These days instead of forcing ourselves to go out when we’re exhausted, our ideal date night is putting on pajamas, whipping up a meal at home and cuddling up on the couch. Mike and I have talked about trying to make our own sushi for some time now so we decided this weekend we would have an at-home sushi date night for 2.
No reservations required.
I will be the first to admit that making sushi is incredibly intimidating, but after trying it, I have to say it was not hard at all and it was super fun making the rolls together. I set the mood by placing paper lanterns around the house and lighting a few candles.
Here’s What You’ll Need:
- Sushi Rice
- Nori (Seaweed Papers)
- Sesame Seeds
- Immitation Crab
- Unagi (Eel) Sauce
- Soy Sauce
- Rice Vinegar
- Rice Cooker
- Sushi Knife (or very sharp knife)
- Rolling Mat
- Rice Paddle (optional)
Prepare the Rice
You can start cooking the rice 45 Minutes-1 Hour before you plan on making your rolls as it will take 20-30 minutes to cook and you will want it to cool off before handling.
I first rinced my rice thoroughly (about 5 or 6 times) in a strainer until the water ran clear. Next, I put in my rice cooker equal parts rice and water and cooked for 20 minutes, until the water was absorbed.
Once your rice is cooked, youll want to grab a separate microwave safe bowl or cup and combine (for every 3 cups rice) 1/2 cup rice vinegar , 2 tablespoons sugar and 2 tablespoons of salt. Zap in microwave for 30 seconds and pour into cooked rice, mixing completely.
Let your rice cool.
Prepare your Ingredients
You will want to take out and cut the fish into small strips.

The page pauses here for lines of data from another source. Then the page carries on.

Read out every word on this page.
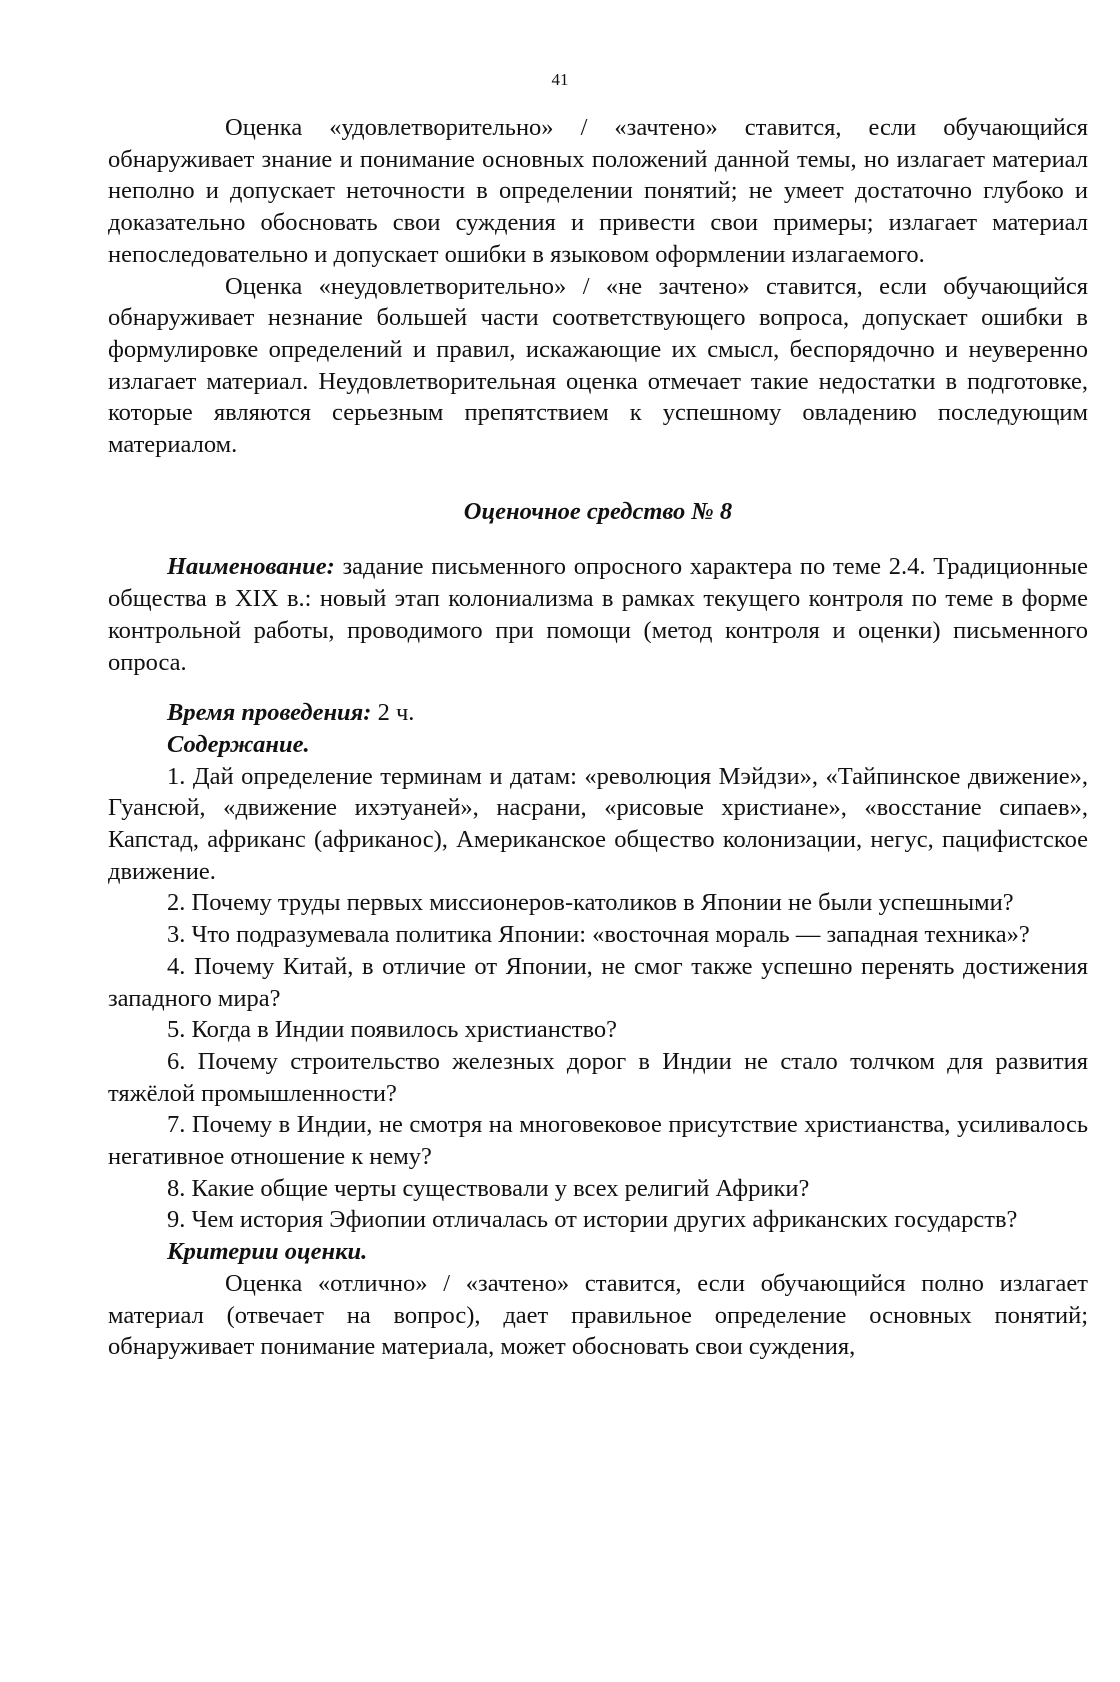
41

Оценка «удовлетворительно» / «зачтено» ставится, если обучающийся обнаруживает знание и понимание основных положений данной темы, но излагает материал неполно и допускает неточности в определении понятий; не умеет достаточно глубоко и доказательно обосновать свои суждения и привести свои примеры; излагает материал непоследовательно и допускает ошибки в языковом оформлении излагаемого.

Оценка «неудовлетворительно» / «не зачтено» ставится, если обучающийся обнаруживает незнание большей части соответствующего вопроса, допускает ошибки в формулировке определений и правил, искажающие их смысл, беспорядочно и неуверенно излагает материал. Неудовлетворительная оценка отмечает такие недостатки в подготовке, которые являются серьезным препятствием к успешному овладению последующим материалом.

Оценочное средство № 8

Наименование: задание письменного опросного характера по теме 2.4. Традиционные общества в XIX в.: новый этап колониализма в рамках текущего контроля по теме в форме контрольной работы, проводимого при помощи (метод контроля и оценки) письменного опроса.

Время проведения: 2 ч.

Содержание.

1. Дай определение терминам и датам: «революция Мэйдзи», «Тайпинское движение», Гуансюй, «движение ихэтуаней», насрани, «рисовые христиане», «восстание сипаев», Капстад, африканс (африканос), Американское общество колонизации, негус, пацифистское движение.

2. Почему труды первых миссионеров-католиков в Японии не были успешными?

3. Что подразумевала политика Японии: «восточная мораль — западная техника»?

4. Почему Китай, в отличие от Японии, не смог также успешно перенять достижения западного мира?

5. Когда в Индии появилось христианство?

6. Почему строительство железных дорог в Индии не стало толчком для развития тяжёлой промышленности?

7. Почему в Индии, не смотря на многовековое присутствие христианства, усиливалось негативное отношение к нему?

8. Какие общие черты существовали у всех религий Африки?

9. Чем история Эфиопии отличалась от истории других африканских государств?

Критерии оценки.

Оценка «отлично» / «зачтено» ставится, если обучающийся полно излагает материал (отвечает на вопрос), дает правильное определение основных понятий; обнаруживает понимание материала, может обосновать свои суждения,
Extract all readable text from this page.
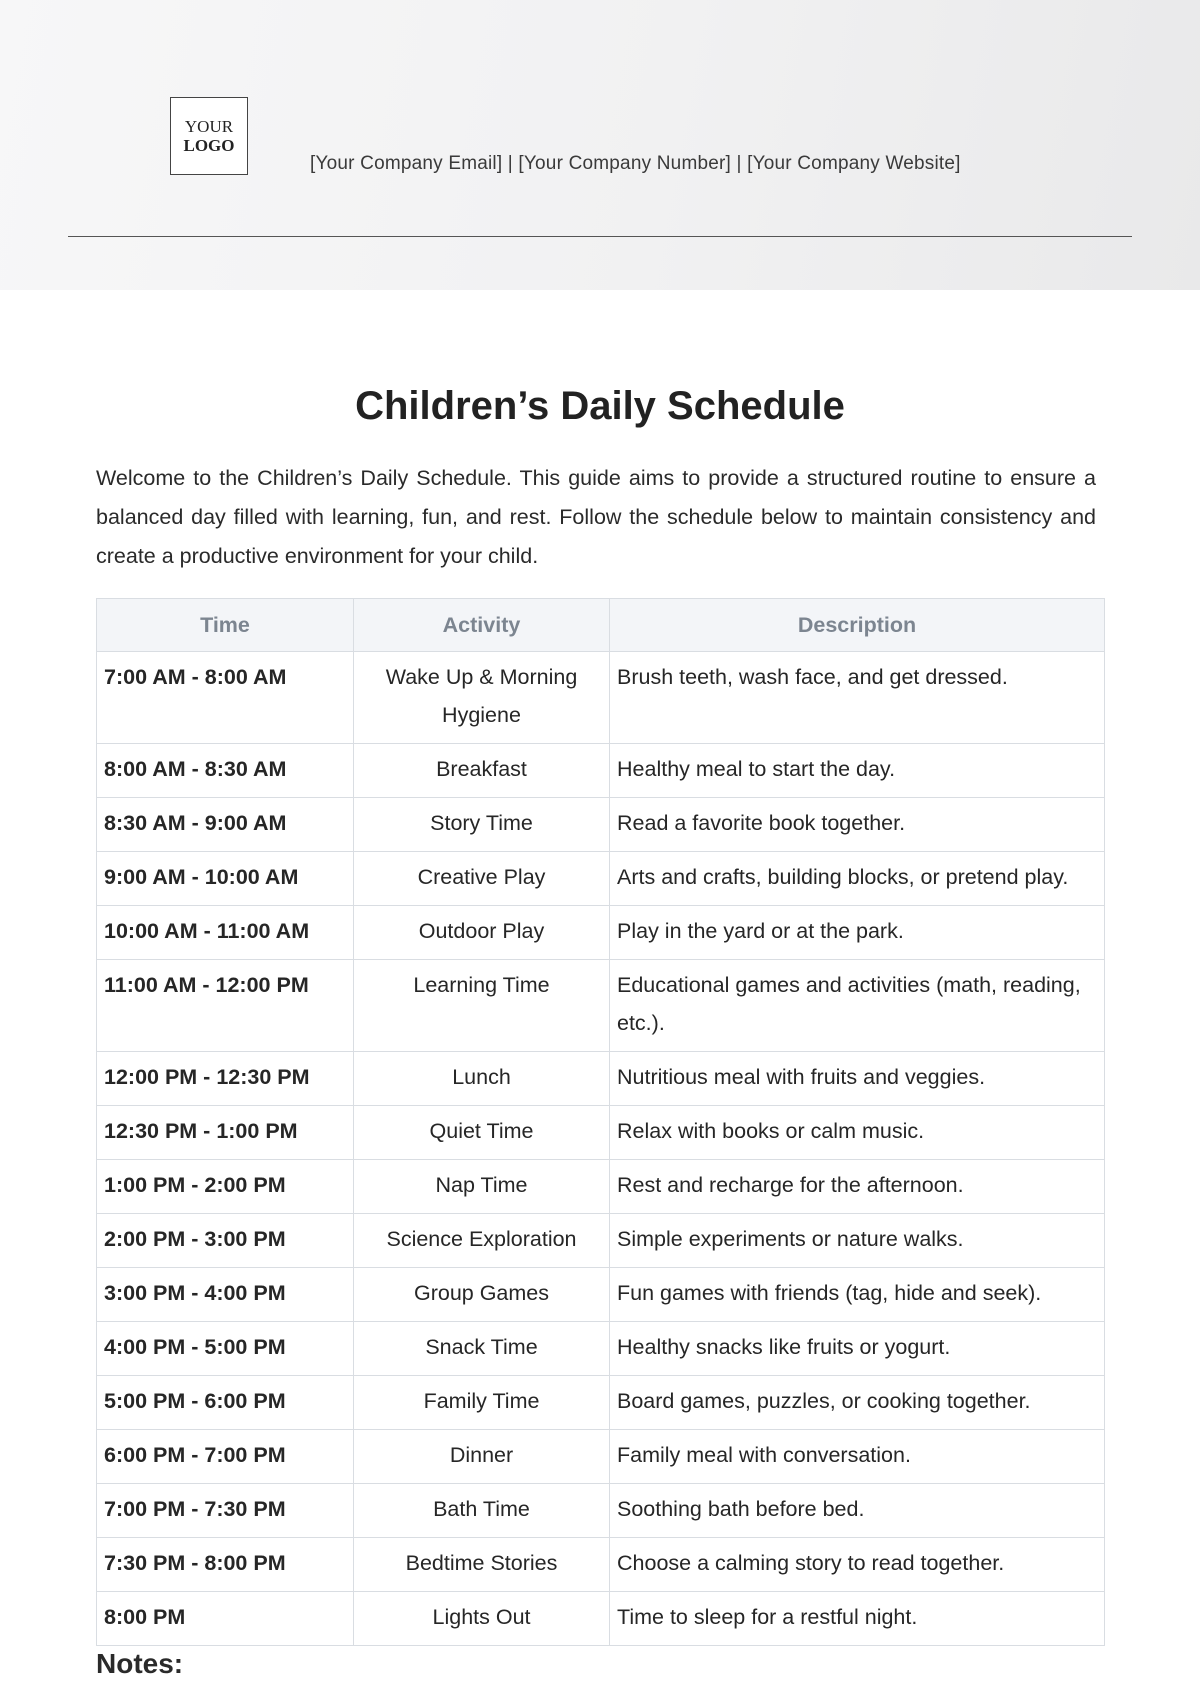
YOUR
LOGO
[Your Company Email] | [Your Company Number] | [Your Company Website]
Children’s Daily Schedule

Welcome to the Children’s Daily Schedule. This guide aims to provide a structured routine to ensure a balanced day filled with learning, fun, and rest. Follow the schedule below to maintain consistency and create a productive environment for your child.

Time	Activity	Description

7:00 AM - 8:00 AM	Wake Up & Morning Hygiene	Brush teeth, wash face, and get dressed.

8:00 AM - 8:30 AM	Breakfast	Healthy meal to start the day.

8:30 AM - 9:00 AM	Story Time	Read a favorite book together.

9:00 AM - 10:00 AM	Creative Play	Arts and crafts, building blocks, or pretend play.

10:00 AM - 11:00 AM	Outdoor Play	Play in the yard or at the park.

11:00 AM - 12:00 PM	Learning Time	Educational games and activities (math, reading, etc.).

12:00 PM - 12:30 PM	Lunch	Nutritious meal with fruits and veggies.

12:30 PM - 1:00 PM	Quiet Time	Relax with books or calm music.

1:00 PM - 2:00 PM	Nap Time	Rest and recharge for the afternoon.

2:00 PM - 3:00 PM	Science Exploration	Simple experiments or nature walks.

3:00 PM - 4:00 PM	Group Games	Fun games with friends (tag, hide and seek).

4:00 PM - 5:00 PM	Snack Time	Healthy snacks like fruits or yogurt.

5:00 PM - 6:00 PM	Family Time	Board games, puzzles, or cooking together.

6:00 PM - 7:00 PM	Dinner	Family meal with conversation.

7:00 PM - 7:30 PM	Bath Time	Soothing bath before bed.

7:30 PM - 8:00 PM	Bedtime Stories	Choose a calming story to read together.

8:00 PM	Lights Out	Time to sleep for a restful night.
Notes:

Cut your cucumber into long strips and slice your avocado.
Just Roll With It
Start by wrapping your Sushi Mat in Saran Wrap and place your Nori on top of the mat
Using your now cooled down rice, spread a layer on top of the Nori (the rice is VERY sticky so find the right spoon to help it spread evenly. I bought a rice paddle that worked extremely well).
Sprinkle sesame seeds on top of the rice
Then pick up the Nori paper from one side and flip over so that the rice is faced down on the mat (this was definitely scary at first but the rice is so sticky, it doesn’t fall off!)
Begin placing your ingredients of choice on top of the Nori. For this particular roll I placed my sliced Cucumber, imitation crab sticks and a few slices of avocado.
Using your mat, carefully begin rolling and pressing firmly with your hands. Tuck the front edge of the nori into the roll, and remove the mat as you continue to roll the sushi. Roll slowly to make sure that it is coming out evenly. Roll the sushi roll back and forth in the mat to tighten and seal it. This might take a little practice but you’ll get it.
Roll it off of the mat and on to a cutting board. The picture above is from my first try! So much easier than it looks if you make the rice properly and have the right tools at your disposal.
Wet your knife and start by cutting the roll in half.
You will want to keep a damp cloth next to you and in between each cut, wipe the knife on the damp cloth
Cut in half again, wipe knife on damp cloth and then in half again
Your roll should then look like this! The two ends will likely look not as great as the others – so as the chef, you can go ahead and eat those right away.
If you love eel sauce (Unagi) as much as I do, you can drizzle some on top of the roll.
Pour yourself an ice cold Sapporo or in my case, a glass of sparkling peach sake and enjoy!